Nurse educators face the incredible challenge of preparing diverse learners to care for patients with increasingly acute and complex needs in an overburdened healthcare system. This challenge is intensified as we prepare for the upcoming Next Generation NCLEX® changes, create solutions to tackle high rates of medication administration errors, and expand and accelerate nursing programs to mitigate the nursing shortage. And now, the pandemic tied to the novel coronavirus, SARS-CoV-2, has forced us to rapidly transition to even more virtual learning.
There is growing use of online learning tools to supplement learning in response to these issues, and learners now have a wealth of on-the-go educational tools adapted to their unique learning preferences available at their fingertips. How do we as nurse educators facilitate clinical judgment in the online learning environment?
Encourage Active, Problem-Based Learning Solutions
The link between active, problem-based learning and improved critical thinking is vastly supported in education research. Online tools that equip learners to self-direct their learning and challenge them to solve clinically-relevant problems improve lifelong learning skills and clinical judgment—two vital components of a successful nursing career. When researching online learning tools, look for solutions that allow learners to easily assess their performance to determine areas of strength and weakness and to customize remediation. Also, encourage use of resources that allow learners to apply their learning in a variety of scenarios that mimic real-life patient care decisions.
For example, UWorld’s Clinical Med Math QBank presents learners with unfolding case scenarios that require them to think about dosage calculations in a clinically-realistic way. Whether they must provide a second check on a high alert medication or reprogram a pump with a different dosage of the same medication, learners not only calculate a dosage, they must use their clinical judgment to make medication administration decisions.
Collaborative learning promotes engagement and improves critical thinking and communication skills. Although you may not be physically present with learners, it is important to maintain regular interactions, as you would in a class meeting. Utilizing strategies such as generating discussion and providing prompt feedback in the virtual environment allow you to assess learning, correct misunderstandings, and offer your support and presence. Solving a clinical problem in the online environment with learners allows you to ask probing questions to emphasize important learning points and tease out additional details to improve clinical realism, which aids in the development of clinical judgment.
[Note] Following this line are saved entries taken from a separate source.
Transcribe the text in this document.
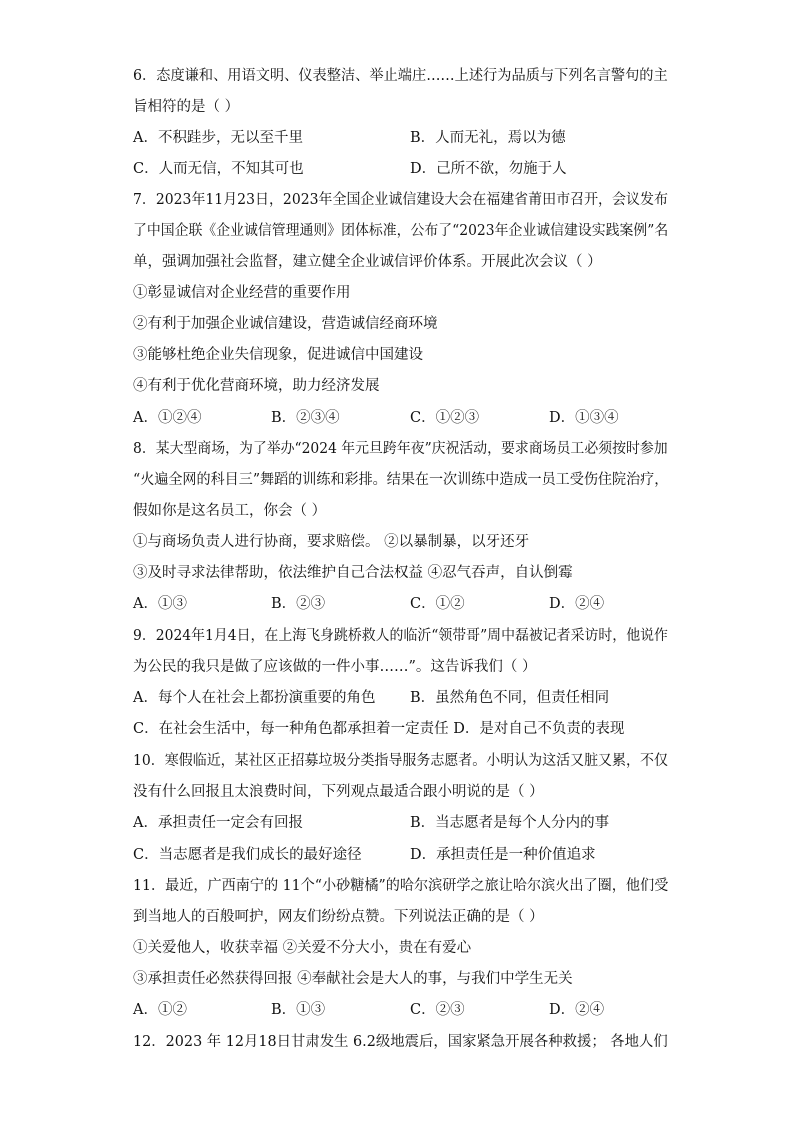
6．态度谦和、用语文明、仪表整洁、举止端庄……上述行为品质与下列名言警句的主
旨相符的是（ ）
A．不积跬步，无以至千里	B．人而无礼，焉以为德
C．人而无信，不知其可也	D．己所不欲，勿施于人
7．2023年11月23日，2023年全国企业诚信建设大会在福建省莆田市召开，会议发布
了中国企联《企业诚信管理通则》团体标准，公布了“2023年企业诚信建设实践案例”名
单，强调加强社会监督，建立健全企业诚信评价体系。开展此次会议（ ）
①彰显诚信对企业经营的重要作用
②有利于加强企业诚信建设，营造诚信经商环境
③能够杜绝企业失信现象，促进诚信中国建设
④有利于优化营商环境，助力经济发展
A．①②④	B．②③④	C．①②③	D．①③④
8．某大型商场，为了举办“2024 年元旦跨年夜”庆祝活动，要求商场员工必须按时参加
“火遍全网的科目三”舞蹈的训练和彩排。结果在一次训练中造成一员工受伤住院治疗，
假如你是这名员工，你会（ ）
①与商场负责人进行协商，要求赔偿。 ②以暴制暴，以牙还牙
③及时寻求法律帮助，依法维护自己合法权益 ④忍气吞声，自认倒霉
A．①③	B．②③	C．①②	D．②④
9．2024年1月4日，在上海飞身跳桥救人的临沂“领带哥”周中磊被记者采访时，他说作
为公民的我只是做了应该做的一件小事……”。这告诉我们（ ）
A．每个人在社会上都扮演重要的角色 B．虽然角色不同，但责任相同
C．在社会生活中，每一种角色都承担着一定责任 D．是对自己不负责的表现
10．寒假临近，某社区正招募垃圾分类指导服务志愿者。小明认为这活又脏又累，不仅
没有什么回报且太浪费时间，下列观点最适合跟小明说的是（ ）
A．承担责任一定会有回报	B．当志愿者是每个人分内的事
C．当志愿者是我们成长的最好途径	D．承担责任是一种价值追求
11．最近，广西南宁的 11个“小砂糖橘”的哈尔滨研学之旅让哈尔滨火出了圈，他们受
到当地人的百般呵护，网友们纷纷点赞。下列说法正确的是（ ）
①关爱他人，收获幸福 ②关爱不分大小，贵在有爱心
③承担责任必然获得回报 ④奉献社会是大人的事，与我们中学生无关
A．①②	B．①③	C．②③	D．②④
12．2023 年 12月18日甘肃发生 6.2级地震后，国家紧急开展各种救援； 各地人们
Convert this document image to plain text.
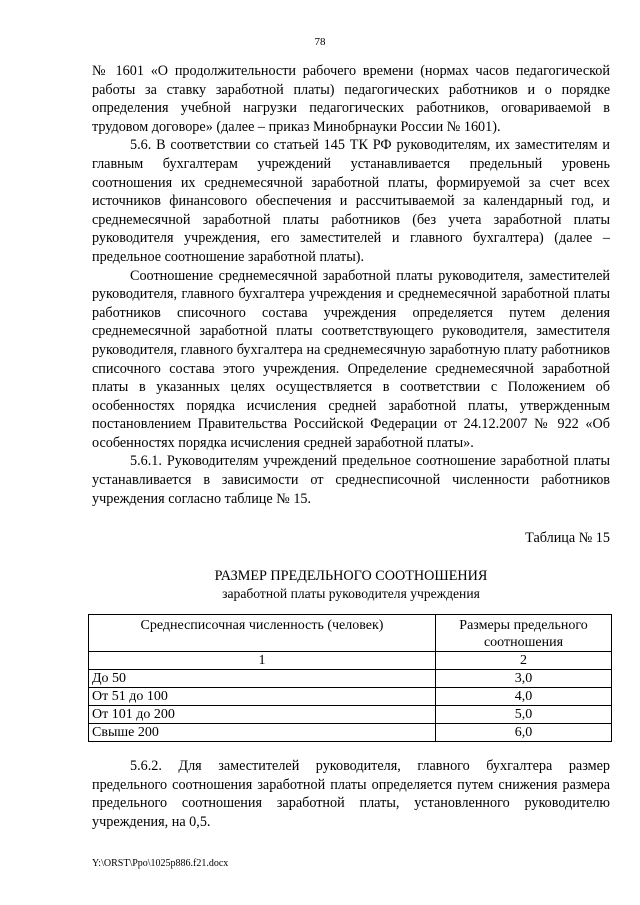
78

№ 1601 «О продолжительности рабочего времени (нормах часов педагогической работы за ставку заработной платы) педагогических работников и о порядке определения учебной нагрузки педагогических работников, оговариваемой в трудовом договоре» (далее – приказ Минобрнауки России № 1601).

5.6. В соответствии со статьей 145 ТК РФ руководителям, их заместителям и главным бухгалтерам учреждений устанавливается предельный уровень соотношения их среднемесячной заработной платы, формируемой за счет всех источников финансового обеспечения и рассчитываемой за календарный год, и среднемесячной заработной платы работников (без учета заработной платы руководителя учреждения, его заместителей и главного бухгалтера) (далее – предельное соотношение заработной платы).

Соотношение среднемесячной заработной платы руководителя, заместителей руководителя, главного бухгалтера учреждения и среднемесячной заработной платы работников списочного состава учреждения определяется путем деления среднемесячной заработной платы соответствующего руководителя, заместителя руководителя, главного бухгалтера на среднемесячную заработную плату работников списочного состава этого учреждения. Определение среднемесячной заработной платы в указанных целях осуществляется в соответствии с Положением об особенностях порядка исчисления средней заработной платы, утвержденным постановлением Правительства Российской Федерации от 24.12.2007 № 922 «Об особенностях порядка исчисления средней заработной платы».

5.6.1. Руководителям учреждений предельное соотношение заработной платы устанавливается в зависимости от среднесписочной численности работников учреждения согласно таблице № 15.

Таблица № 15
РАЗМЕР ПРЕДЕЛЬНОГО СООТНОШЕНИЯ
заработной платы руководителя учреждения
Среднесписочная численность (человек)	Размеры предельного соотношения
1	2
До 50	3,0
От 51 до 100	4,0
От 101 до 200	5,0
Свыше 200	6,0

5.6.2. Для заместителей руководителя, главного бухгалтера размер предельного соотношения заработной платы определяется путем снижения размера предельного соотношения заработной платы, установленного руководителю учреждения, на 0,5.

Y:\ORST\Ppo\1025p886.f21.docx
Offering mini-live question review sessions or creating a forum to discuss a “problem of the week” are simple ways to promote collaboration.
Emphasize the “Why”
A critical component of developing clinical judgment is understanding the “why” or rationale for clinical decisions. The “why” promotes higher levels of thinking within Bloom’s taxonomy by challenging learners to apply their knowledge in light of the individual patient’s experience. Understanding the “why” allows learners to generate hypotheses to explain clinical cues, as outlined in the NCSBN Clinical Judgment Measurement Model (CJMM). Online tools that describe the key connections between concepts provide the building blocks for learner understanding and application.
Our calling is to prepare the next generation of nurses, and part of that role is to guide our students in selecting the best available resources. As you navigate the sea of online learning tools, it is helpful to remember these core educational principles—promoting active learning, encouraging collaboration, and building critical thinking through the “why”—remain true regardless of setting.